Limitations and caveats
Important limitations temper immediate clinical translation:
- Observational human data cannot by themselves prove causality; although FMT and invertebrate rescue experiments support transmissibility, human interventional trials are needed.
- Complexity of tryptophan metabolism: 3‑HAA has context-dependent effects and can be converted to downstream neuroactive compounds. Altering one node in this pathway may produce unintended consequences (e.g., increased quinolinic acid) unless carefully controlled.
- Species differences: while mice and flies provide mechanistic insights, human brain metabolism, blood–brain barrier transport and behavioural constructs of attention are more complex.
- Microbiome heterogeneity: specific taxa and functions varied; translating findings into precise microbial therapeutics will require strain-level characterization and safety evaluation.
Future directions
Key next steps include:
- Randomized interventional trials that manipulate microbiota (dietary, probiotic or FMT) or administer controlled 3‑HAA formulations to test effects on attention and neural biomarkers in humans.
- Detailed pharmacology and toxicology of 3‑HAA and related kynurenines to establish safe dosing windows and to monitor downstream metabolites like quinolinic acid.
- Mechanistic studies to delineate how peripheral microbial metabolites access or signal to the PFC—via blood–brain barrier transport, vagal pathways, immune signalling or endocrine routes—and to define cell types and receptors mediating effects.
- Personalized approaches integrating host genotype, diet and microbiome features to predict responders to microbiota- or metabolite-based therapies.
Conclusion
Castells-Nobau et al. provide compelling multi-level evidence that gut microbial modulation of tryptophan metabolism—particularly the balance between anthranilic acid and 3‑hydroxyanthranilic acid—links obesity to attention deficits via effects on prefrontal serotonergic and dopaminergic systems. While translational promise is high, careful human interventional studies and mechanistic safety work will be required before microbiota- or metabolite-targeted therapies enter clinical practice.
Reference
Castells-Nobau A, Fumagalli A, Del Castillo-Izquierdo Á, et al.

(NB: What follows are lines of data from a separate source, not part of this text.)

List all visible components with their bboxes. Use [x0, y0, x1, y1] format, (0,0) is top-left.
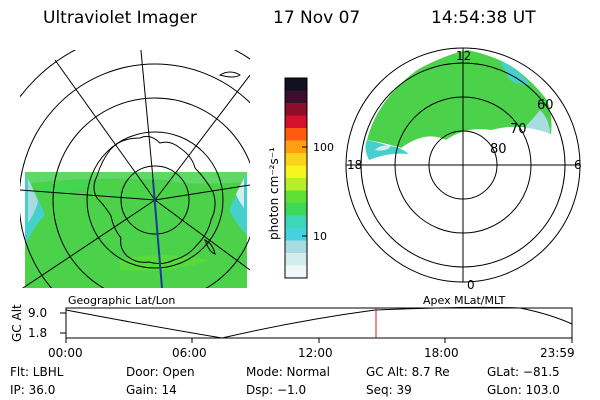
colorbar-swatch [285, 153, 307, 166]
seq-readout: Seq: 39 [366, 383, 412, 397]
colorbar-swatch [285, 215, 307, 229]
altitude-curve [65, 306, 573, 339]
title: Ultraviolet Imager [43, 8, 197, 28]
colorbar-swatch [285, 228, 307, 241]
colorbar-swatch [285, 178, 307, 191]
colorbar-swatch [285, 115, 307, 129]
timeline-xtick-0: 00:00 [48, 346, 83, 360]
timeline-xtick-2: 12:00 [298, 346, 333, 360]
colorbar-swatch [285, 103, 307, 116]
ip-readout: IP: 36.0 [10, 383, 56, 397]
mlt-label-18: 18 [347, 158, 362, 172]
mlt-label-0: 0 [467, 278, 475, 292]
geographic-map-label: Geographic Lat/Lon [68, 294, 176, 307]
colorbar-swatch [285, 253, 307, 266]
timeline-ytick-9: 9.0 [28, 306, 47, 320]
glon-readout: GLon: 103.0 [487, 383, 560, 397]
colorbar-swatch [285, 240, 307, 254]
colorbar-tick-100: 100 [313, 141, 334, 154]
colorbar-unit-label: photon cm⁻²s⁻¹ [267, 147, 281, 240]
timeline-xtick-3: 18:00 [424, 346, 459, 360]
gain-readout: Gain: 14 [126, 383, 177, 397]
timeline-ytick-1-8: 1.8 [28, 326, 47, 340]
colorbar-swatch [285, 78, 307, 91]
colorbar-swatch [285, 90, 307, 104]
lat-lon-grid [20, 50, 250, 288]
dsp-readout: Dsp: −1.0 [246, 383, 307, 397]
timeline-xtick-4: 23:59 [540, 346, 575, 360]
colorbar-swatch [285, 128, 307, 141]
mlt-label-12: 12 [456, 49, 471, 63]
colorbar-swatch [285, 140, 307, 154]
glat-readout: GLat: −81.5 [487, 365, 560, 379]
mlat-label-80: 80 [490, 142, 507, 157]
ground-track [152, 179, 163, 288]
uv-image-swath [25, 172, 247, 288]
mlt-label-6: 6 [574, 158, 582, 172]
timeline-xtick-1: 06:00 [172, 346, 207, 360]
colorbar-swatch [285, 265, 307, 279]
apex-map-label: Apex MLat/MLT [423, 294, 506, 307]
colorbar-tick-10: 10 [313, 230, 327, 243]
door-readout: Door: Open [126, 365, 195, 379]
uv-apex-swath [365, 50, 552, 160]
gc-alt-readout: GC Alt: 8.7 Re [366, 365, 450, 379]
timeline-y-label: GC Alt [10, 304, 24, 342]
colorbar-swatch [285, 165, 307, 179]
colorbar-swatch [285, 190, 307, 204]
mlat-label-60: 60 [537, 98, 554, 113]
coastline-fragment [218, 71, 241, 78]
colorbar-swatch [285, 203, 307, 216]
time: 14:54:38 UT [431, 8, 536, 28]
apex-grid [345, 47, 581, 283]
mlat-label-70: 70 [510, 122, 527, 137]
mode-readout: Mode: Normal [246, 365, 330, 379]
filter-readout: Flt: LBHL [10, 365, 64, 379]
antarctica-outline [93, 135, 216, 265]
date: 17 Nov 07 [273, 8, 361, 28]
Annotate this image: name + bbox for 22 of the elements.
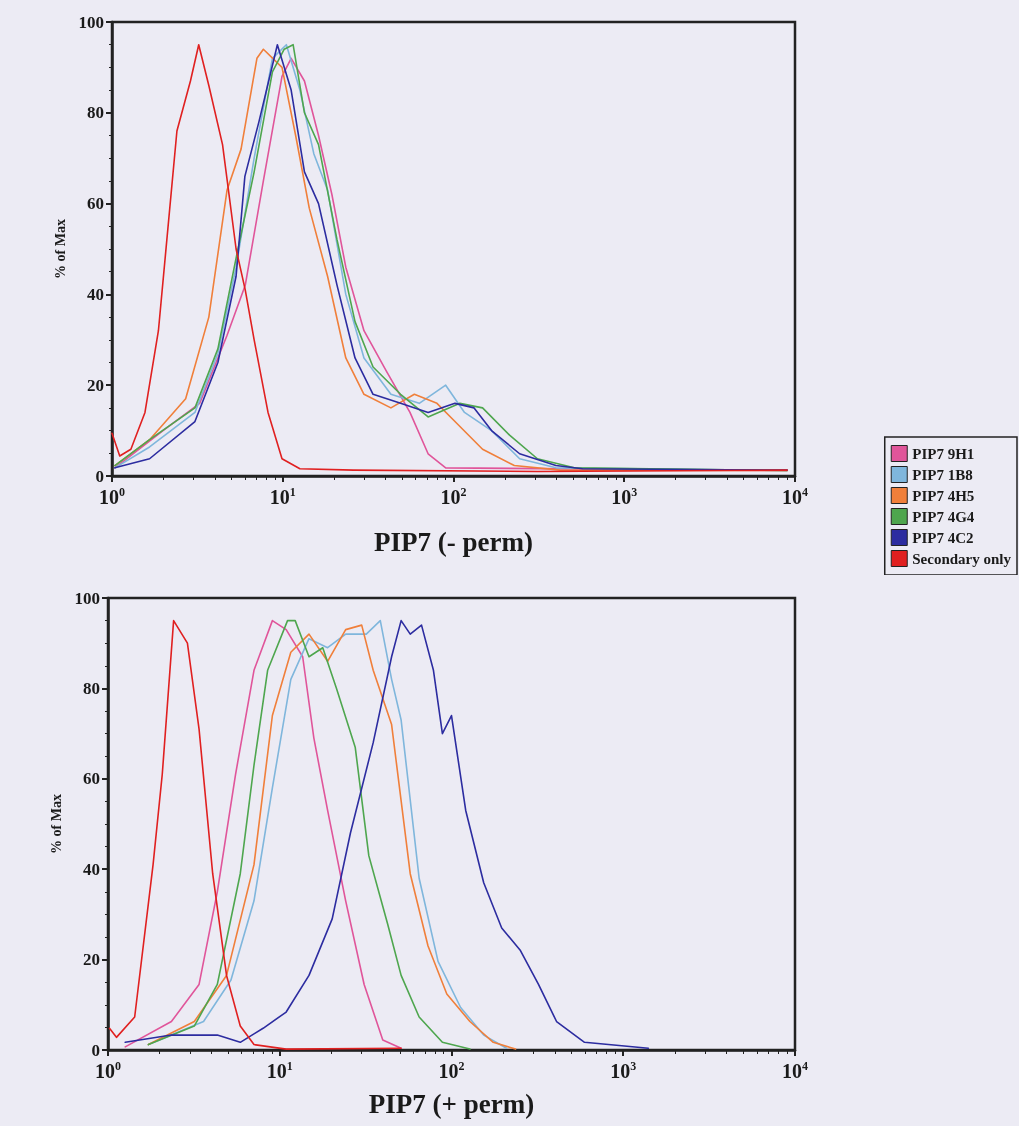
y-tick-label: 80: [87, 103, 104, 123]
y-axis-title: % of Max: [53, 219, 69, 279]
y-tick-label: 60: [83, 769, 100, 789]
y-tick-label: 20: [87, 375, 104, 395]
legend-label: Secondary only: [912, 550, 1012, 567]
y-tick-label: 100: [74, 588, 100, 608]
y-tick-label: 80: [83, 678, 100, 698]
legend-label: PIP7 4G4: [912, 508, 975, 525]
legend-label: PIP7 9H1: [912, 445, 975, 462]
y-tick-label: 20: [83, 950, 100, 970]
y-tick-label: 0: [91, 1040, 100, 1060]
x-axis-title: PIP7 (- perm): [374, 526, 533, 557]
x-axis-title: PIP7 (+ perm): [368, 1088, 535, 1119]
y-axis-title: % of Max: [49, 794, 65, 854]
legend-label: PIP7 4H5: [912, 487, 975, 504]
y-tick-label: 100: [78, 12, 104, 32]
y-tick-label: 40: [87, 284, 104, 304]
y-tick-label: 0: [95, 466, 104, 486]
y-tick-label: 60: [87, 194, 104, 214]
y-tick-label: 40: [83, 859, 100, 879]
legend-label: PIP7 1B8: [912, 466, 973, 483]
legend-label: PIP7 4C2: [912, 529, 974, 546]
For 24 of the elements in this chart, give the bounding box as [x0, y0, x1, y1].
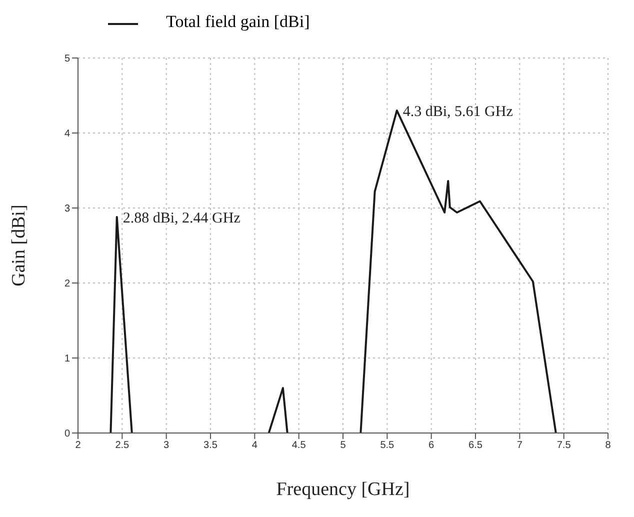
x-tick-label: 5.5 [380, 440, 395, 452]
x-tick-label: 3 [164, 440, 170, 452]
x-axis-title: Frequency [GHz] [276, 479, 410, 500]
y-tick-label: 5 [64, 54, 70, 65]
x-tick-label: 3.5 [204, 440, 218, 452]
x-tick-label: 6 [428, 440, 435, 452]
x-tick-label: 7.5 [556, 440, 572, 452]
y-tick-label: 2 [64, 278, 70, 290]
y-tick-label: 3 [64, 204, 70, 215]
x-tick-label: 2.5 [115, 440, 130, 452]
x-tick-label: 7 [516, 440, 523, 452]
annotation: 4.3 dBi, 5.61 GHz [402, 104, 514, 120]
x-tick-label: 2 [75, 440, 82, 452]
x-tick-label: 8 [605, 440, 612, 452]
annotation: 2.88 dBi, 2.44 GHz [122, 210, 241, 226]
y-tick-label: 0 [64, 428, 70, 440]
legend-label: Total field gain [dBi] [166, 12, 310, 32]
y-axis-title: Gain [dBi] [8, 204, 30, 286]
x-tick-label: 5 [340, 440, 346, 452]
y-tick-label: 4 [64, 128, 70, 140]
x-tick-label: 4 [252, 440, 258, 452]
x-tick-label: 6.5 [468, 440, 483, 452]
x-tick-label: 4.5 [292, 440, 306, 452]
y-tick-label: 1 [64, 354, 70, 365]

Gut microbial modulation of 3-hydroxyanthranilic acid and dopaminergic signalling influences attention in obesity. Gut. 2025 Oct 9:gutjnl-2025-336391. doi: 10.1136/gutjnl-2025-336391.
Funding and trial registration
See the original publication for full funding disclosures and statements about ethical approvals. No clinicaltrials.gov registration number is reported in the primary reference for observational cohorts; any interventional studies arising from these findings will require formal registration.